Mittlerweile ist der pädagogische Heilerziehungspfleger selbst Mitarbeiter der KVHS und arbeitet als Betreuer einer Wohngruppe in Norden. Mehr als 1000 junge Menschen wurden bisher durch das Projekt begleitet, beraten und gefördert – mit dem Ergebnis, dass viele von ihnen den Einstieg in Schule, Ausbildung oder Arbeit gefunden haben. Das Projekt nutzt ein breites Netzwerk, das neben einer Jugendwerkstatt auch zahlreiche weitere Angebote der KVHS umfasst. Hierdurch entstehen vielfältige Module wie Motivationscoaching, sozialpsychologische Beratung, Zukunftswerkstätten, kreative Projekte und gemeinsame Kochkurse, die es den Teilnehmenden ermöglichen, eine Perspektive zu entwickeln und ihre individuellen Talente zu entfalten.

Ingrid Meyer, die das Projekt für die KVHS 2014 mitinitiierte, fasst das Konzept folgendermaßen zusammen:

„Erfolge erlebbar machen und dadurch die Stärken stärken. Denn nur so kann man auch die Schwächen schwächen.“

Man sei damals in einer Situation gewesen, in der viele Jugendliche mit klassischen Maßnahmenstrukturen nicht mehr erreicht werden konnten, ergänzt Michael Siefkes, der seitens des Jobcenter das Projekt von Beginn an leitete.

„10 Jahre #Peer25, das zeigt: das Projekt funktioniert und ist heute vielleicht wichtiger denn je“, sagt Friedhelm Endelmann, Gesamtbetriebsleiter der Kreisvolkshochschulen Aurich-Norden.

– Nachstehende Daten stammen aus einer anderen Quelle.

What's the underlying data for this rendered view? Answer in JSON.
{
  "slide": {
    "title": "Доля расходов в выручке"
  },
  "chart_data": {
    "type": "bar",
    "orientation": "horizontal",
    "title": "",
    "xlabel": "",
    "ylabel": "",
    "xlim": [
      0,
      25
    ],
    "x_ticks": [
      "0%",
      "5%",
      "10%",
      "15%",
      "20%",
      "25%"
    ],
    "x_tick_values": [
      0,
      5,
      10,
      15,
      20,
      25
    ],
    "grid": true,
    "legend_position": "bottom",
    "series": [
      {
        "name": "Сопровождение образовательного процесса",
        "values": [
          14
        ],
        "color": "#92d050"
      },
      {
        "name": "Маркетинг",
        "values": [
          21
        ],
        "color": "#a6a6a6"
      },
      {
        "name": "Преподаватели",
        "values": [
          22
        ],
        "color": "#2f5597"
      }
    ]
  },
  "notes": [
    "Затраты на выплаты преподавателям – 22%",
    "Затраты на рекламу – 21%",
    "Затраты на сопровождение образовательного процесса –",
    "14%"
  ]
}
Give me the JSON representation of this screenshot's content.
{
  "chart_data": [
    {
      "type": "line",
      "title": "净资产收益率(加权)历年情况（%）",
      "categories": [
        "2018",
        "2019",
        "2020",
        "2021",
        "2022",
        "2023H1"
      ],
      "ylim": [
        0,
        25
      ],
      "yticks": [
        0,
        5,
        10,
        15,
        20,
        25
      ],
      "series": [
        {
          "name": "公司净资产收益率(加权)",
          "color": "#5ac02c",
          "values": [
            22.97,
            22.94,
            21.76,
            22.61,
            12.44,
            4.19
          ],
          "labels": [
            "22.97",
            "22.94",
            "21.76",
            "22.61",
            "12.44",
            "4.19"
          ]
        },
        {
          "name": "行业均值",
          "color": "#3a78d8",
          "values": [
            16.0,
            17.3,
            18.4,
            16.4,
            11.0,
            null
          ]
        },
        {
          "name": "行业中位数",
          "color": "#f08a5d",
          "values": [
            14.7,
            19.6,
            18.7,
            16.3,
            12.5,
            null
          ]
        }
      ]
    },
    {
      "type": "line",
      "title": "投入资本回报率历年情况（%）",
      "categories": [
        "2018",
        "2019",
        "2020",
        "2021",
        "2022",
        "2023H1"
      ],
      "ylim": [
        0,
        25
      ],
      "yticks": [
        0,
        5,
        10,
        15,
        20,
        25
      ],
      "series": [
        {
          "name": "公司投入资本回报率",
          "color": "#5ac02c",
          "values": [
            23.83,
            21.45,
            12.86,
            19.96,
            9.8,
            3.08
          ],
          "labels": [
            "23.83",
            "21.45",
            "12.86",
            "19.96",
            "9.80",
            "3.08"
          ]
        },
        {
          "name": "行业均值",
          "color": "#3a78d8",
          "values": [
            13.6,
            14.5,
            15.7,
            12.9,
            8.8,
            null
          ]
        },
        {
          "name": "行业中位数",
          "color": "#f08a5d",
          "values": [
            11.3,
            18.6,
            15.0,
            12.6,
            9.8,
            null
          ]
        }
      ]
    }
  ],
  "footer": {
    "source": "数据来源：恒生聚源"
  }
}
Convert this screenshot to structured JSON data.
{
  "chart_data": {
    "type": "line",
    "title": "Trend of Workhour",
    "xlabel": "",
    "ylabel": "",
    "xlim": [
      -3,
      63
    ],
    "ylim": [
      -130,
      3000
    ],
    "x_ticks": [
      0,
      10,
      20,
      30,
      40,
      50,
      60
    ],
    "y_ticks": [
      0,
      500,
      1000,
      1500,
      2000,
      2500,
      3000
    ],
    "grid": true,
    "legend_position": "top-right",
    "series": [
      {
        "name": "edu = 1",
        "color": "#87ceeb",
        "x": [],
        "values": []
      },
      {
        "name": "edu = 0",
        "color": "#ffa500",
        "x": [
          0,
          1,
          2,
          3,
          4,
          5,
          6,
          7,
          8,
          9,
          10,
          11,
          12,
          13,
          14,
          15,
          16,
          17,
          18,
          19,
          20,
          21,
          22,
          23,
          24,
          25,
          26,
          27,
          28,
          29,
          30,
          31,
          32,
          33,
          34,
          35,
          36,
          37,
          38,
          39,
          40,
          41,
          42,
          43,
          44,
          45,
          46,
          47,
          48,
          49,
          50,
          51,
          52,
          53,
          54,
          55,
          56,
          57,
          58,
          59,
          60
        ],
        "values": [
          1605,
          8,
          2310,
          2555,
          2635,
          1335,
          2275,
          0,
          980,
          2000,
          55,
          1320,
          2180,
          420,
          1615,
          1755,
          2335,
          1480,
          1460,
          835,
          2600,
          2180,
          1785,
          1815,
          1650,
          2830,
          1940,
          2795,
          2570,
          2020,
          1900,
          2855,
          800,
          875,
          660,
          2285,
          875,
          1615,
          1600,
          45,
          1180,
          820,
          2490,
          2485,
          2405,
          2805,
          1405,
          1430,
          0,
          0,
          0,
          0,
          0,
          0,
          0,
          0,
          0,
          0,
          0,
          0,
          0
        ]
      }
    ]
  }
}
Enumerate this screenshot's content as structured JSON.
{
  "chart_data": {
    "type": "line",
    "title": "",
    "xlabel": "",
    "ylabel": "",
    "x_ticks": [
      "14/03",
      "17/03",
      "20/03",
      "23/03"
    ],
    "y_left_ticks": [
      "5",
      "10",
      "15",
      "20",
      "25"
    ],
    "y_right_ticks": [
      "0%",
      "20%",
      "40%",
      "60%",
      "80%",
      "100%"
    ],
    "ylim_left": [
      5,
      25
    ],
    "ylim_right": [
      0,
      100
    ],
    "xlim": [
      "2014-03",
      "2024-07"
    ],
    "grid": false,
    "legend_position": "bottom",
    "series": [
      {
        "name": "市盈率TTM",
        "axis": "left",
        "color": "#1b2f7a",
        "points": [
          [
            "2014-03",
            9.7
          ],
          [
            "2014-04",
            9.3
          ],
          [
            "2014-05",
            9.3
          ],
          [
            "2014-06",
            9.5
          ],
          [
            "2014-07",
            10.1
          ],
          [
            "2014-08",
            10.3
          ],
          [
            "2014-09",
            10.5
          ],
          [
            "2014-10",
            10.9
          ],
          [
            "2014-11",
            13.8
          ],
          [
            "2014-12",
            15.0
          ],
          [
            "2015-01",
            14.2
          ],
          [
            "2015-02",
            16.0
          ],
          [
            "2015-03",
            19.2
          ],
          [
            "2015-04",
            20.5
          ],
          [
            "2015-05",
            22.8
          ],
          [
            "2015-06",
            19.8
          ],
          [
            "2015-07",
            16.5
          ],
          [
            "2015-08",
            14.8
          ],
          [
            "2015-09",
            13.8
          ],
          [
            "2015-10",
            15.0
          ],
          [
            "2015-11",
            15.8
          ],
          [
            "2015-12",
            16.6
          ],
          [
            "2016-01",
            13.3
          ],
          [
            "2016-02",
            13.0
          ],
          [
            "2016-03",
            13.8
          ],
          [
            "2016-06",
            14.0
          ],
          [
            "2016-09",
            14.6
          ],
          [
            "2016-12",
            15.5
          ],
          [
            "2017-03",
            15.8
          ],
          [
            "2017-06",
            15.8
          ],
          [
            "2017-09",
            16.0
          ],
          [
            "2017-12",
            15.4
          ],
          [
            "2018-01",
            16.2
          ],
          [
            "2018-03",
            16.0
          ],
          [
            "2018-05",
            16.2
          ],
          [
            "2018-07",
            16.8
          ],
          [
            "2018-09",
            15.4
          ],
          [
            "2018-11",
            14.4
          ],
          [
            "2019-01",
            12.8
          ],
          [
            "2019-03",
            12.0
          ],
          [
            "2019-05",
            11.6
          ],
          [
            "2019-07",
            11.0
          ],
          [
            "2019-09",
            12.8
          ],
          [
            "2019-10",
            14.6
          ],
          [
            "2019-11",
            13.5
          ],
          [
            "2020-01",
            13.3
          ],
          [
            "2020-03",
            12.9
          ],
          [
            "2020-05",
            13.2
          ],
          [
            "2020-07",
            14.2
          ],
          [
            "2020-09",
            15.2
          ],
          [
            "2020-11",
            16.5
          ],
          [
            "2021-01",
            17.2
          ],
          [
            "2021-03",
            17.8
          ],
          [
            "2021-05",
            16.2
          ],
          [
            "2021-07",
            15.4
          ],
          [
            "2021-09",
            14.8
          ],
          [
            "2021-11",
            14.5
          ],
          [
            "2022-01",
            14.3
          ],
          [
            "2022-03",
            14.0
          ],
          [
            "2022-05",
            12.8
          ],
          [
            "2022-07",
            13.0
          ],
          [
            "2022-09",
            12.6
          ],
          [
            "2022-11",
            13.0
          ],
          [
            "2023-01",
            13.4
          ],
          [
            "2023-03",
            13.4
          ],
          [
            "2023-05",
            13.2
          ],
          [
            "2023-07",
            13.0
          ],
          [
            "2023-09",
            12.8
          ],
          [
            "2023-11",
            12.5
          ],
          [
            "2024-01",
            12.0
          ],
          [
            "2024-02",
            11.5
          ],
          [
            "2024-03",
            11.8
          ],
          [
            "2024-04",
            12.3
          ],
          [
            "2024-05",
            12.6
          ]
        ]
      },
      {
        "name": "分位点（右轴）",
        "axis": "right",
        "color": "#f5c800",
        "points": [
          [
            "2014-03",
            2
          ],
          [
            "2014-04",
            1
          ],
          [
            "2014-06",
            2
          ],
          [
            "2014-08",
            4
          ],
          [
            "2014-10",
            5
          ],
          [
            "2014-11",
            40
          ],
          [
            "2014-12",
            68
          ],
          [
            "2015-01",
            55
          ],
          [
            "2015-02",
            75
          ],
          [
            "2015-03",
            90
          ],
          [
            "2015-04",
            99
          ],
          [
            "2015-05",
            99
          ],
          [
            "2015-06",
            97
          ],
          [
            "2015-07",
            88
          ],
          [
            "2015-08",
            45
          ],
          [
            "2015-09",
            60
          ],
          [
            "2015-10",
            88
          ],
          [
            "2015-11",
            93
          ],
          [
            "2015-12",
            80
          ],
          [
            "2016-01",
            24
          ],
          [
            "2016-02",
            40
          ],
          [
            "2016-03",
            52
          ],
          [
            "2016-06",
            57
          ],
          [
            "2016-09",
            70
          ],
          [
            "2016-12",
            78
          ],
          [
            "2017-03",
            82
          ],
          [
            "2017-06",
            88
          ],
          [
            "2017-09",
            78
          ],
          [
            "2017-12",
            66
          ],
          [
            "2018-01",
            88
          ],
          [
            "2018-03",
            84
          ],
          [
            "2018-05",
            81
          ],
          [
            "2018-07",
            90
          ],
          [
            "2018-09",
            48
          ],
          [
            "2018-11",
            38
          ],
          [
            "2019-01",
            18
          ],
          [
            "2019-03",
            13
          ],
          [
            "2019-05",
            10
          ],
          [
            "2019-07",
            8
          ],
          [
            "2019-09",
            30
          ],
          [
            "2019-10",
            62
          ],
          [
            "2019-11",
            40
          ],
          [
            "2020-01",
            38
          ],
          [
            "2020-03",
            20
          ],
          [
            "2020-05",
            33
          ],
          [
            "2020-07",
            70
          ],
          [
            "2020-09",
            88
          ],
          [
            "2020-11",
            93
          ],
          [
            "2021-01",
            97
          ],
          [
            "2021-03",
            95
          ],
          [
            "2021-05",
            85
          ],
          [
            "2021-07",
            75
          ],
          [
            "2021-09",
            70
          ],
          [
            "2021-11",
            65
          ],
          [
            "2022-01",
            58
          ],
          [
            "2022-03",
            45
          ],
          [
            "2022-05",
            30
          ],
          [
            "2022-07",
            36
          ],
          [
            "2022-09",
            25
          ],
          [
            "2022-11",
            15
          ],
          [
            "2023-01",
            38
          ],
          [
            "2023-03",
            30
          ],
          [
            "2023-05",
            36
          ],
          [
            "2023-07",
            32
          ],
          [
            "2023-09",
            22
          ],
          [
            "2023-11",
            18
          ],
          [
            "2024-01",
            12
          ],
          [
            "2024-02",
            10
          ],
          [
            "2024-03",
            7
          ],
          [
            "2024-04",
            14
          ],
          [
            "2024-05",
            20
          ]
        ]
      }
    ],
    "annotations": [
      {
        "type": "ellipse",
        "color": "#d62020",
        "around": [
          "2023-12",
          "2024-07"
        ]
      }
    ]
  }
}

Für Constantin Rolf hat es funktioniert.

„Es gibt genug andere Menschen, die dieselben Probleme haben wie ich, mit Einsamkeit, mit dem Alleinsein. Viele junge Menschen erfahren keine Unterstützung von Zuhause. Das #Peer25-Projekt kann ihnen helfen. Aber natürlich müssen sie es wollen“, sagt Rolf.